Voyant qu’on lui volait ses offrandes et que personne de bougeait le petit doigt, Noëlle éclata en sanglots. Des pleurs furieux, hachés par un râle âpre. Murielle tenta de consoler sa fille en lui tendant l’un des siens : un petit paquet bleu au reflet ondulé qu’elle avait très soigneusement scotché. Mais l’enfant rejeta l’objet et se laissa tomber au sol pour s’y rouler, le frapper, tirer les mollets des autres petits et tenter vainement de les chasser loin de la pile de cadeaux.
— Mais enfin, qu’est-ce qui te prend, No chérie ? demanda la voix de crécelle de Tante Jo.
— Tu t’es fait bobo, tiote ? s’inquiéta l’oncle Frank.
Impuissante, Murielle haussa le ton :
— Bon sang, Noëlle, dis-nous se qui se passe !
Tirée par le bras, la petite se laissa relever de force et confronta sa mère d’un regard noir comme cendre. Les sanglots se firent moins rauques et devinrent une plainte, un violon désaccordé.
— C’est pas juste ! cria Noëlle. C’est mon anniversaire ! Les cadeaux, c’est pour moi !
— Mais c’est aussi Noël, ma chérie, tenta de la raisonner Tante Jo en la prenant par les épaules pour l’écarter de la montagne de frustration. Tous les enfants ont des cadeaux, à Noël, c’est comme ça. Mais toi, Papa Noël te gâte plus que les autres, parce que c’est aussi ton anniversaire.
— Papa Noël ?
Tante Jo la fit asseoir sur ses genoux dans un fauteuil et lui présenta une bougie à l’effigie du bonhomme rouge. Elle lui raconta comme il voyait tous les enfants, récompensait les sages et n’offrait aux vilains qu’un sachet de charbon.

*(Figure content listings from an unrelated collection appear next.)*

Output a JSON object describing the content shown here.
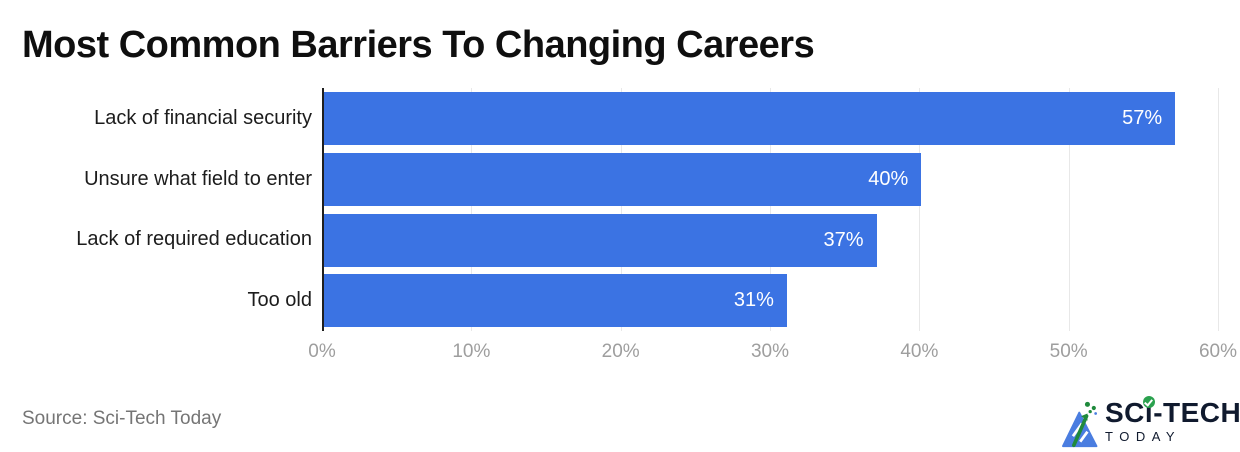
{
  "header": {
    "title": "Most Common Barriers To Changing Careers"
  },
  "chart_data": {
    "type": "bar",
    "orientation": "horizontal",
    "title": "Most Common Barriers To Changing Careers",
    "categories": [
      "Lack of financial security",
      "Unsure what field to enter",
      "Lack of required education",
      "Too old"
    ],
    "values": [
      57,
      40,
      37,
      31
    ],
    "value_labels": [
      "57%",
      "40%",
      "37%",
      "31%"
    ],
    "xlabel": "",
    "ylabel": "",
    "xlim": [
      0,
      60
    ],
    "x_ticks": [
      0,
      10,
      20,
      30,
      40,
      50,
      60
    ],
    "x_tick_labels": [
      "0%",
      "10%",
      "20%",
      "30%",
      "40%",
      "50%",
      "60%"
    ],
    "grid": "vertical-gridlines",
    "legend": "none",
    "value_labels_position": "inside-end"
  },
  "colors": {
    "bar": "#3b73e3",
    "value": "#ffffff",
    "axis": "#1f1f1f",
    "grid": "#e8e8e8",
    "tick": "#9e9e9e",
    "category": "#1c1c1c",
    "title": "#0f0f0f",
    "source": "#757575",
    "logo_navy": "#101a2e",
    "logo_blue": "#4a7de0",
    "logo_green": "#1f8a3c",
    "logo_check_green": "#2aa14e"
  },
  "footer": {
    "source": "Source: Sci-Tech Today",
    "logo": {
      "brand_left": "SC",
      "brand_i": "i",
      "brand_right": "-TECH",
      "sub": "TODAY",
      "icons": [
        "logo-mark-icon",
        "check-icon"
      ]
    }
  }
}
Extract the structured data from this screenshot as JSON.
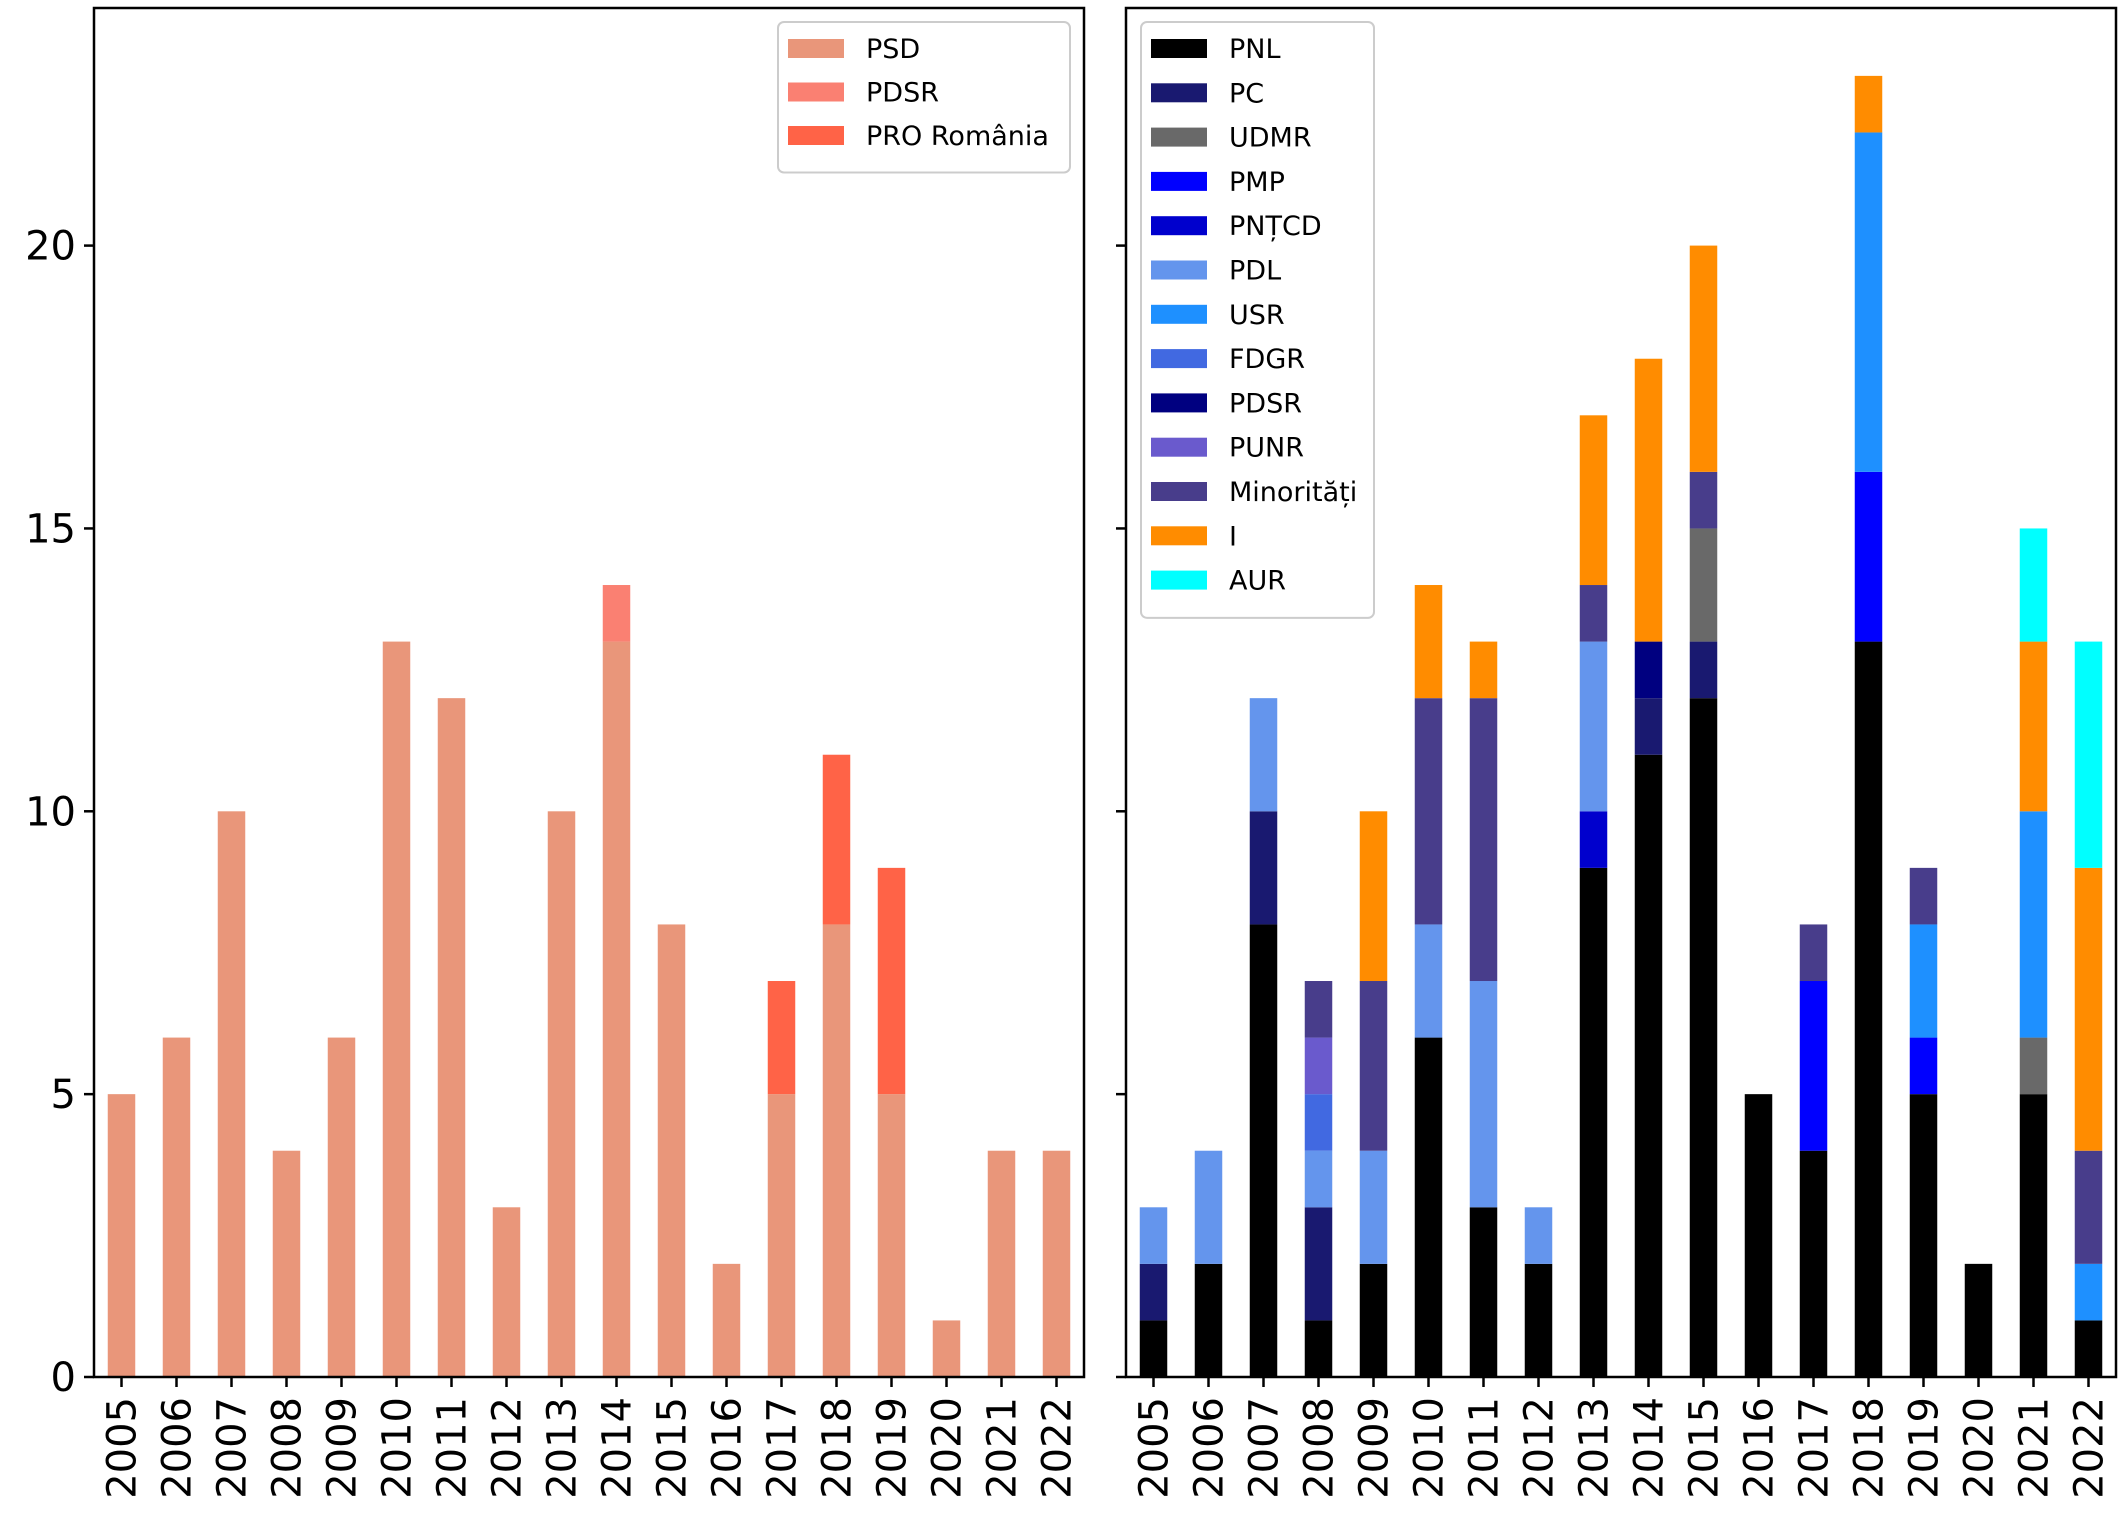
{
  "chart_data": [
    {
      "type": "bar",
      "stacked": true,
      "categories": [
        "2005",
        "2006",
        "2007",
        "2008",
        "2009",
        "2010",
        "2011",
        "2012",
        "2013",
        "2014",
        "2015",
        "2016",
        "2017",
        "2018",
        "2019",
        "2020",
        "2021",
        "2022"
      ],
      "ylim": [
        0,
        24.2
      ],
      "yticks": [
        0,
        5,
        10,
        15,
        20
      ],
      "xlabel": "",
      "ylabel": "",
      "legend_position": "top-right",
      "grid": false,
      "series": [
        {
          "name": "PSD",
          "color": "#e9967a",
          "values": [
            5,
            6,
            10,
            4,
            6,
            13,
            12,
            3,
            10,
            13,
            8,
            2,
            5,
            8,
            5,
            1,
            4,
            4
          ]
        },
        {
          "name": "PDSR",
          "color": "#fa8072",
          "values": [
            0,
            0,
            0,
            0,
            0,
            0,
            0,
            0,
            0,
            1,
            0,
            0,
            0,
            0,
            0,
            0,
            0,
            0
          ]
        },
        {
          "name": "PRO România",
          "color": "#ff6347",
          "values": [
            0,
            0,
            0,
            0,
            0,
            0,
            0,
            0,
            0,
            0,
            0,
            0,
            2,
            3,
            4,
            0,
            0,
            0
          ]
        }
      ]
    },
    {
      "type": "bar",
      "stacked": true,
      "categories": [
        "2005",
        "2006",
        "2007",
        "2008",
        "2009",
        "2010",
        "2011",
        "2012",
        "2013",
        "2014",
        "2015",
        "2016",
        "2017",
        "2018",
        "2019",
        "2020",
        "2021",
        "2022"
      ],
      "ylim": [
        0,
        24.2
      ],
      "yticks": [
        0,
        5,
        10,
        15,
        20
      ],
      "xlabel": "",
      "ylabel": "",
      "legend_position": "top-left",
      "grid": false,
      "series": [
        {
          "name": "PNL",
          "color": "#000000",
          "values": [
            1,
            2,
            8,
            1,
            2,
            6,
            3,
            2,
            9,
            11,
            12,
            5,
            4,
            13,
            5,
            2,
            5,
            1
          ]
        },
        {
          "name": "PC",
          "color": "#191970",
          "values": [
            1,
            0,
            2,
            2,
            0,
            0,
            0,
            0,
            0,
            1,
            1,
            0,
            0,
            0,
            0,
            0,
            0,
            0
          ]
        },
        {
          "name": "UDMR",
          "color": "#696969",
          "values": [
            0,
            0,
            0,
            0,
            0,
            0,
            0,
            0,
            0,
            0,
            2,
            0,
            0,
            0,
            0,
            0,
            1,
            0
          ]
        },
        {
          "name": "PMP",
          "color": "#0000ff",
          "values": [
            0,
            0,
            0,
            0,
            0,
            0,
            0,
            0,
            0,
            0,
            0,
            0,
            3,
            3,
            1,
            0,
            0,
            0
          ]
        },
        {
          "name": "PNȚCD",
          "color": "#0000cd",
          "values": [
            0,
            0,
            0,
            0,
            0,
            0,
            0,
            0,
            1,
            0,
            0,
            0,
            0,
            0,
            0,
            0,
            0,
            0
          ]
        },
        {
          "name": "PDL",
          "color": "#6495ed",
          "values": [
            1,
            2,
            2,
            1,
            2,
            2,
            4,
            1,
            3,
            0,
            0,
            0,
            0,
            0,
            0,
            0,
            0,
            0
          ]
        },
        {
          "name": "USR",
          "color": "#1e90ff",
          "values": [
            0,
            0,
            0,
            0,
            0,
            0,
            0,
            0,
            0,
            0,
            0,
            0,
            0,
            6,
            2,
            0,
            4,
            1
          ]
        },
        {
          "name": "FDGR",
          "color": "#4169e1",
          "values": [
            0,
            0,
            0,
            1,
            0,
            0,
            0,
            0,
            0,
            0,
            0,
            0,
            0,
            0,
            0,
            0,
            0,
            0
          ]
        },
        {
          "name": "PDSR",
          "color": "#000080",
          "values": [
            0,
            0,
            0,
            0,
            0,
            0,
            0,
            0,
            0,
            1,
            0,
            0,
            0,
            0,
            0,
            0,
            0,
            0
          ]
        },
        {
          "name": "PUNR",
          "color": "#6a5acd",
          "values": [
            0,
            0,
            0,
            1,
            0,
            0,
            0,
            0,
            0,
            0,
            0,
            0,
            0,
            0,
            0,
            0,
            0,
            0
          ]
        },
        {
          "name": "Minorități",
          "color": "#483d8b",
          "values": [
            0,
            0,
            0,
            1,
            3,
            4,
            5,
            0,
            1,
            0,
            1,
            0,
            1,
            0,
            1,
            0,
            0,
            2
          ]
        },
        {
          "name": "I",
          "color": "#ff8c00",
          "values": [
            0,
            0,
            0,
            0,
            3,
            2,
            1,
            0,
            3,
            5,
            4,
            0,
            0,
            1,
            0,
            0,
            3,
            5
          ]
        },
        {
          "name": "AUR",
          "color": "#00ffff",
          "values": [
            0,
            0,
            0,
            0,
            0,
            0,
            0,
            0,
            0,
            0,
            0,
            0,
            0,
            0,
            0,
            0,
            2,
            4
          ]
        }
      ]
    }
  ]
}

Les pleurs de Noëlle redoublèrent.
— Ouin ! Alors… snif… si je fais une bêtise… han… snif… y aura que du charbon pour mon anniversaire ? Ouin !
— Mais non, mais non, la rassura Murielle d’un ton impatient, en reprenant l’enfant des bras de sa tante. Toi, le Père Noël t’apportera toujours des cadeaux, que tu sois sage ou pas. Mais si tu fais des bêtises, ils seront plus petits, et tu en auras moins. C’est ça. Tu te rends compte ? Tu es la seule petite fille qui reçoit ses cadeaux d’anniversaire directement du Père Noël ! C’est pas génial, ça, hein ?
Noëlle se gratta le nez le temps d’y réfléchir.
— Mais maman… ça veut dire que tous mes cadeaux à moi, ils sont gratuits ?
— Euh…
— Tu pourrais m’en acheter plus souvent, alors !
La merveilleuse existence du Père Noël, l’homme au manteau rouge et à la barbe blanche qui peuple le rêves de millions d’enfants avides de présents, n’apprit qu’une chose à Noëlle : sa mère était une grosse radine.